Parallel programming using OpenMP (part 1) Introduction to OpenMP. The 'omp parallel' directive, basic OpenMP functions, private and shared variables. Simple data parallelism: the 'omp for' directive and the 'reduction' clause. Mutual exclusion in OpenMP: 'omp atomic', 'omp critical', and the use of locks. Other synchronization constructs: 'omp master', 'omp single', 'omp barrier', 'nowait' and 'ordered' clauses.

> Lecture 16: 05.11.2018 (Eduardo R. B. Marques)

Pthreads and OpenMP - lab exercises.

> Lecture 17: 12.11.2018 (Eduardo R. B. Marques)

Parallel programming using OpenMP (cont.)
Functional parallelism using 'omp sections'. The 'schedule' clause for 'omp for' loops. Static vs dynamic schedules with irregular computation. Loop-carried dependencies: detection, classification, and removal.

> Lecture 18: 12.11.2018 (Eduardo R. B. Marques)

OpenMP - lab exercises.

> Lecture 19: 19.11.2018 (Eduardo R. B. Marques)

Parallel programming using OpenMP (cont.)
Loop-carried dependencies (cont.). OpenMP orphaned constructs. Data sharing in the context of function calls.

Introduction to project assignment II.

> Lecture 20: 19.11.2018 (Eduardo R. B. Marques)

Project II - familiarisation with provided code. OpenMP - lab exercises (cont.).

> Lecture 21: 26.11.2018 (Miguel Areias)

Lock-Free Hash Tries.
Introduction to the key concepts about progress in concurrent systems and to the lock-free progress. Understand why lock-freedom is important in highly concurrent environments. Linearization. Study the internals of a lock-free hash map. Performance analysis comparison between state-of-the-art concurrent hash map designs.

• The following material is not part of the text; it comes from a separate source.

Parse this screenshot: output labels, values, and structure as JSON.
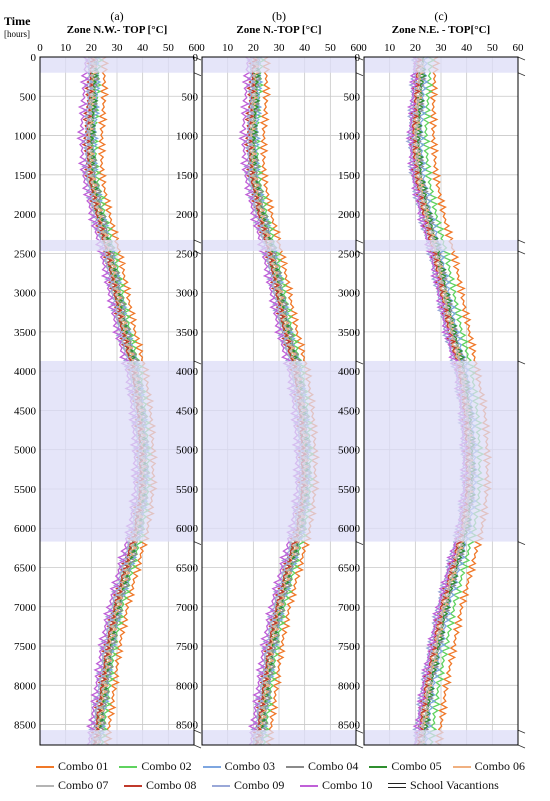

> Lecture 22: 27.11.2018 (Eduardo R. B. Marques)

Lab exercises (project 2 + OpenMP).

> Lecture 23: 03.12.2018 (Eduardo R. B. Marques)

Cache memories and multi-core/multi-processor architectures.
Moore's Law and the "memory wall". The memory hiearchy and cache memories. Basic cache characteristics. Spatial and temporal locality in programs. Locality and synchronization in shared-memory multi-core programming: loop scheduling, false sharing, inconsistent parallelisation. The cost of synchronization: barriers, critical sections, and locks. Loop tiling for maximising cache hit ratios.

> Lecture 24: 03.12.2018 (Eduardo R. B. Marques)

Lab exercises - memory locality in OpenMP programs.

> Lecture 25: 04.01.2018 (Eduardo R. B. Marques)

Performance Analysis metrics
Speedup and efficiency. Linear/sub-linear/super-linear speedup. Efficiency in relation to growth in processing units and/or problem size. Amdhal's law and Gustafson-Barsis' law. The Karp-Flatt metric. The isoefficiency relation and the scalability function.